A fourth-year student wouldn’t be interested in someone like me. He might remember and thank me, but that’s pretty much all the interaction I can expect at this point.
Nothing more, nothing less, which was fine. Of course, her mind was a little… overactive at times. It liked to picture hypothetical, impossible scenarios and conversations that might never happen. It was like, sometimes, fantasizing about an exceptional life waiting for her just around the corner.
The lessons blurred into one another, with one more “vision” encroaching on her during a session with Professor Z’Hana, but that vision, dutifully recorded in front of witnesses, gave her no clues that it might be for something… useful. Something about a pack of dogs chasing someone, or maybe it was wolves… anyway, they were chasing someone who ran supremely fast, and there was a river, sunlight, and nothing more.
“So, someone might be in danger,” Z’Hana had noted after checking over the vision. “From dogs or wolves. And they are… running. You had no indicators to see who was running?”
“Nope. It was in first person for me. I was whoever happened to be doing the running.”
“Anything else?”
She thought and thought. Had there been any defining features of the place that she might recognize? But no. Straining her thoughts yielded nothing, and they chalked it up to yet another vague vision that might have been about anything over the world.
“I had some high hopes for your type of magic,” Z’Hana had told her. “Of course, everyone with oracle powers can glimpse the future on occasion – but it is said that those with intuitive abilities on top are meant to get more relevant visions. It doesn’t seem to be the case for you, however.”
“Harrow had the most accurate visions.”
“Yes, well, Harrow also had some assistance that boosted her vision capabilities. Now, without that assistance, she is about as reliable as the rest of you.”
“We really should try to make another artifact that can assist with these visions.”
At this, Z’Hana grimaced. “Well… there’s only one entity we know that is capable of even enchanting such a thing, and that individual isn’t exactly known for being a pleasant person.”
“Maybe someone should try. Baba Yaga talked to Kati and Harrow, right?”
At this, Z’hana shook her head and placed a long, thin finger against her own lips. “Not something we can have open discussion about.”

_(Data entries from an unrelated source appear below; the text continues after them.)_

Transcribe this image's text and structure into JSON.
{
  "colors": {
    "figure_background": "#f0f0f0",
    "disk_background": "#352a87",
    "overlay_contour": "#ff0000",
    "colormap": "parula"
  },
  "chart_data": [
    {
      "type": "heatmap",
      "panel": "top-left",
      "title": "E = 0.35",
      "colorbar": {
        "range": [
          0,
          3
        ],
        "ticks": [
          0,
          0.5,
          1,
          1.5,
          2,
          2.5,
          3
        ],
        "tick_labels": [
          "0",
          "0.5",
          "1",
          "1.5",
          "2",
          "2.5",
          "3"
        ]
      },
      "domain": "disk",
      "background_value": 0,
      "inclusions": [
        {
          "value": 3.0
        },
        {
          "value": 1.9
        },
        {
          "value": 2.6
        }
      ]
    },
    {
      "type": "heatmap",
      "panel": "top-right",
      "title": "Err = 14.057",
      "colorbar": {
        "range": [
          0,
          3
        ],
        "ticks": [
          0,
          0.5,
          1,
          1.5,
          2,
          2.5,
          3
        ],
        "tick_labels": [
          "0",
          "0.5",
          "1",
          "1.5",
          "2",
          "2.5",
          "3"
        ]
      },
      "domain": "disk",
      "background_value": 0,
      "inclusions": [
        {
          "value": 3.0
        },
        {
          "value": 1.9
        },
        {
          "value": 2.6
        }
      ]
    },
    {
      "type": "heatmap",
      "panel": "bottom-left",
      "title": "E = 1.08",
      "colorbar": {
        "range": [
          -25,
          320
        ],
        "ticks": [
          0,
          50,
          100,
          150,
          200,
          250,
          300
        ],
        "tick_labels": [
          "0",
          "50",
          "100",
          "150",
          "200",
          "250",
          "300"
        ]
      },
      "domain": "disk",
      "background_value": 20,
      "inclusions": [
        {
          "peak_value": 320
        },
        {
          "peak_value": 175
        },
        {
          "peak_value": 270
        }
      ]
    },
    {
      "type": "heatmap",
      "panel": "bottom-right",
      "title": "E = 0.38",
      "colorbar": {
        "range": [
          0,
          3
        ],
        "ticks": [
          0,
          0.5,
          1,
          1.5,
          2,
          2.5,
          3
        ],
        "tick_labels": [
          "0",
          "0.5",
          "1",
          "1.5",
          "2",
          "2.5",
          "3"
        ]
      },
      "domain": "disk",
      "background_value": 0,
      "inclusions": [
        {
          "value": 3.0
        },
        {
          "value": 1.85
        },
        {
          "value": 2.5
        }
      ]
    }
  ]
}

These powers were so stupid. Traipsing to eat dinner after her lessons had finished, Chloe felt in quite the mood, even more so when she spotted other students demonstrating their awesome and multifaceted powers, like flames, wind, floating objects, zipping around at ridiculous speeds, and even one person lifting an immensely heavy statue with one arm, grinning and posing for a photo.
What I wouldn’t give to actually have a useful power… She stabbed aggressively at her food. One pea, harder than anticipated, pinged off the plate and hit a figure moving in her direction.
“Ugh, I’m sorry about – oh, it’s you.”
“Me,” Tiran said, rather nonplussed from being assaulted by a pea. “Do you mind if I sit here?” He gestured opposite her, which was less awkward for her, having chosen to sit near the end of one of the long tables.
“Sure. Be my guest.” Puzzled but pleased that he was now sitting with her, she tried to quell the storm of thoughts in her head, the questions that wanted to emerge and shout themselves at him. Surely, by choosing to come here when he had his friends – he wanted to talk to her. Her father used to say that the best thing you might do is to listen, stretch out silences, because people loved to fill the silence with something that chased it away.
When he didn’t, in fact, strike up anything, she figured she may as well. “So… I feel like I haven’t seen you around for a few weeks.
“That’s true,” he said. “I’ve been on sick leave. Then, I was… with my uncle in the funeral procession. We wanted to do it without those… other family members around.”
“Ah, right.” Her brain began to sparkle with remembrance. “That can’t have been easy. I guess they were mad they couldn’t come?”
“I think they were happy for the excuse, really, because they can paint it like we’re the bad people. But we didn’t want them to come – they didn’t deserve it. My uncle hired a lawyer to see if the will can be challenged. But short of finding a new and revised version of the will, it looks like I’ll have to strike out independently.”
This wasn’t quite the romantic conversation she might have daydreamed about, but still, she nodded and smiled and expressed sympathy in hopefully all the right places. “Do you think they… made a new will?”
“I think so. But… it’s hard to know where even to look to find it.” He lifted his eyes to the ceiling for a pause. “It’s most likely best that I try to focus on…making it on my own.”
“Perhaps. But, uh, why are you telling me all this?”
“I don’t know,” he admitted. “I feel like I can trust you. Is that odd?”
A little, she thought, but she nodded outwardly.
“It sounds like you’ve been dealing with a lot. Are you at least a little better now?”
“I can get up, talk, and function like a normal person,” he said. “I think that’s about as much as they expect from me. My friends ask if I’m all right, but they get uncomfortable if I actually say I’m not. So, I put up a big front for them.” His amber eyes now settled on hers. “Have you… lost someone?”